Recombinant PtkA was incubated with [γ-32P]ATP in the kinase buffer described above. The sample was hydrolyzed with 6 N HCl at 110 °C for 1 hour and separated on a cellulose TLC plate by ascending chromatography45. For TrxB2 phosphorylation by PtkA, the reaction was stopped with sample buffer, loaded into SDS-PAGE (12%) containing 8 M urea, and subjected to electrophoresis. The gel was electroblotted on to an Immobilon PVDF membrane46. Phosphorylated proteins bound to the membrane were detected by autoradiography using a PhosphorImager apparatus. The 32P-labelled protein band corresponding to the migration of TrxB2 was excised from the membrane and hydrolyzed following the same procedure as described above. After hydrolysis, samples were separated on ascending TLC chromatography. After migration, radioactive amino acids were detected by autoradiography. Brightness and contrast were adjusted and applied to entire autoradiography images using Adobe Photoshop CS5.1. Phosphoserine, phosphothreonine and phosphotyrosine standards (Sigma) were separated on cellulose TLC plate in parallel and visualized by staining with ninhydrin.

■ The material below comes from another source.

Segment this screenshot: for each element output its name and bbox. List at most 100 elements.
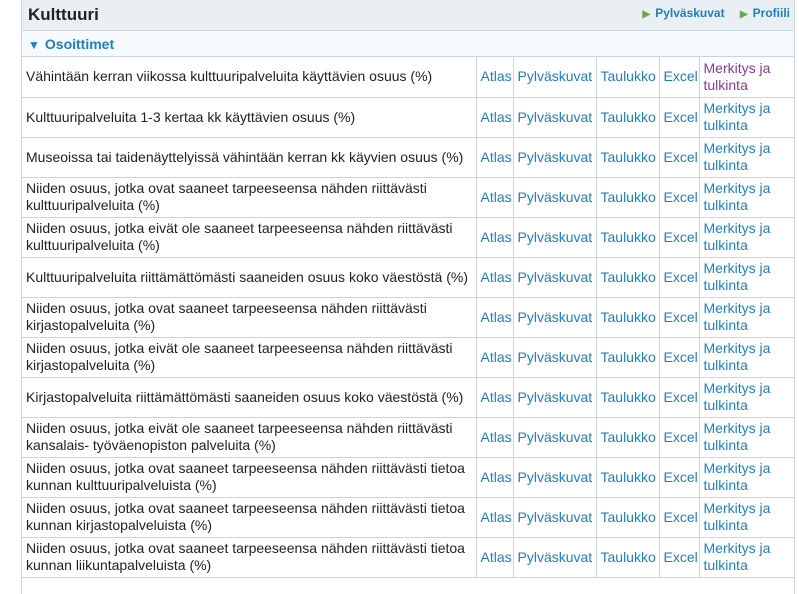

Mycobacterial protein fragment complementation assay

The mycobacterial protein fragment complementation assay was performed as described28. The genes of interest were PCR-amplified and cloned into pUAB100 (expressing mDHFR fragment F1,2) or pUAB200 (expressing mDHFR fragment F3). M. smegmatis was co-transformed with both plasmids, and the co-transformants were selected on 7H11 agar plates with 25 μg/mL kanamycin and 50 μg/mL hygromycin and tested for growth over 3–4 days on 7H11 kanamycin/hygromycin plates supplemented with 20 μg/mL trimethoprim.

Data availability

All relevant data are within the paper and its Supporting Information file.